WASHINGTON (Reuters) - President Barack Obama, in a setback to hopes for the quick closing of the Guantanamo Bay prison, reluctantly signed a bill on Friday barring suspects held there from being brought to the United States for trial.
Making plain he would fight to repeal language in the law obstructing civilian U.S. trials for Guantanamo terrorism suspects, Obama said he was left with no choice but to sign the defense authorization act for fiscal 2011.
“Despite my strong objection to these provisions, which my administration has consistently opposed, I have signed this act because of the importance of authorizing appropriations for, among other things, our military activities in 2011,” Obama said in a statement.
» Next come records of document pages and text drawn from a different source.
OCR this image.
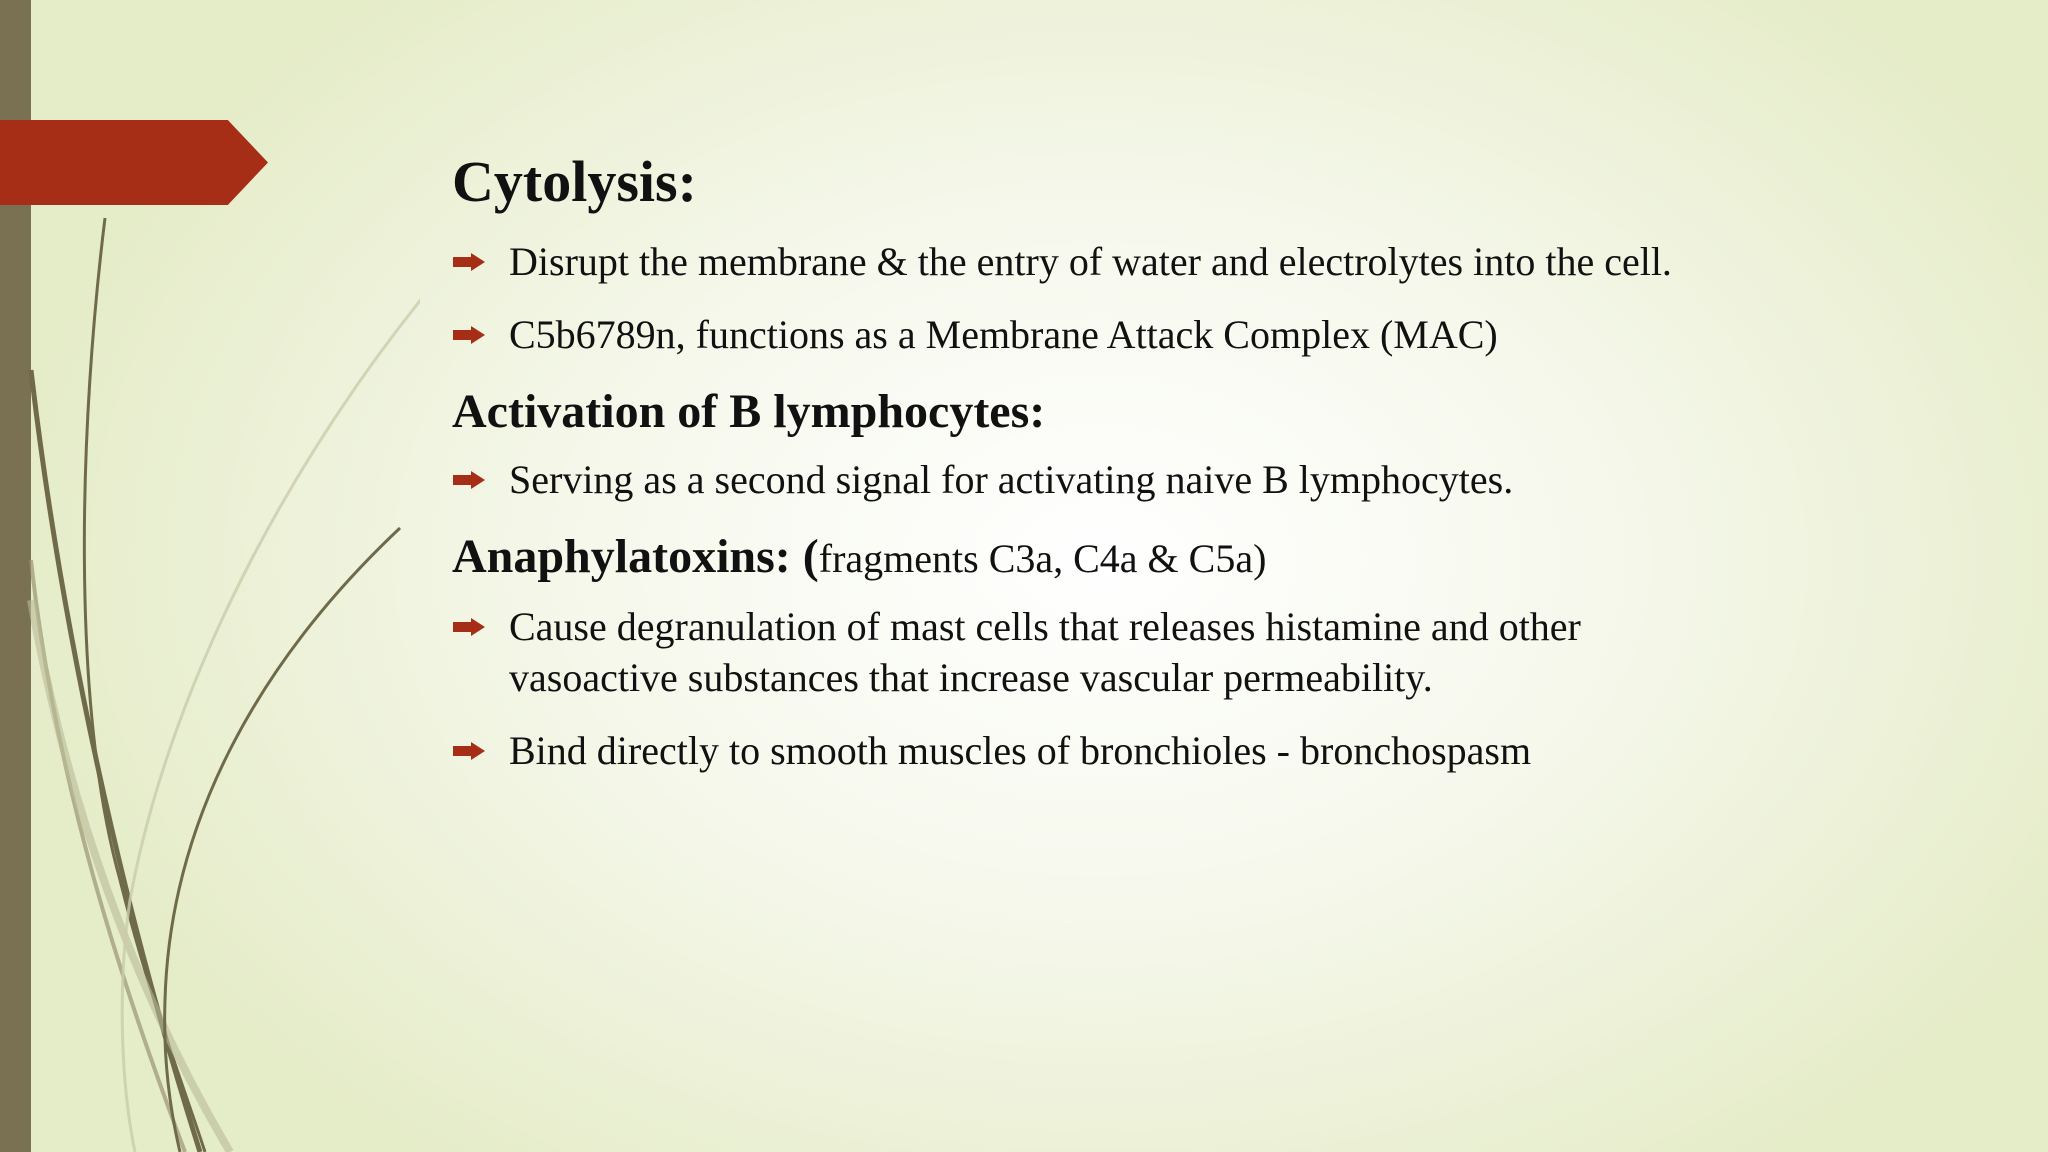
Cytolysis:
Disrupt the membrane & the entry of water and electrolytes into the cell.
C5b6789n, functions as a Membrane Attack Complex (MAC)
Activation of B lymphocytes:
Serving as a second signal for activating naive B lymphocytes.
Anaphylatoxins: (fragments C3a, C4a & C5a)
Cause degranulation of mast cells that releases histamine and other vasoactive substances that increase vascular permeability.
Bind directly to smooth muscles of bronchioles - bronchospasm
Obama has vowed to close the U.S. military prison at Guantanamo Bay, Cuba, which has drawn international condemnation for the treatment of detainees, but has met stiff resistance at home.
The bill includes sections blocking funding for the transfer of suspects from the Guantanamo prison to the United States. It also restricts the use of funds to ship them to other countries, unless specified conditions are met.
“The prosecution of terrorists in federal court is a powerful tool in our efforts to protect the nation and must be among the options available to us,” Obama said. “Any attempt to deprive the executive branch of that tool undermines our nation’s counterterrorism efforts.”
The provisions expire on September 30, at the end of the current fiscal year. What happens at that point depends on what Congress decides on defense authorization.
Until then, the law will make it very difficult for the Obama administration to pursue criminal trials for terrorism suspects, including the self-professed mastermind of the September 11 attacks, Khalid Sheikh Mohammed, who had been slated to face a trial in New York.
“My administration will work with the Congress to seek repeal of these restrictions, will seek to mitigate their effects, and will oppose any attempt to extend or expand them in the future,” said Obama, who pledged during his 2008 presidential campaign to close Guantanamo.
There are still 174 detainees at the Guantanamo prison and about three dozen were set for prosecution in either U.S. criminal courts or military commissions. Republicans have demanded the trials be held at Guantanamo.
In a May 2009 speech in which he underscored his pledge to close Guantanamo, Obama said there was a need for “prolonged detention” for some terrorism suspects who could not be tried but posed a threat to security.
U.S. officials say trials are not possible in some cases because evidence was obtained through torture or is classified.
“The president has made it clear that he’s going to follow the statute, and he’s made it clear -- as have our military commanders -- that closing Guantanamo is a national security imperative,” an administration official said.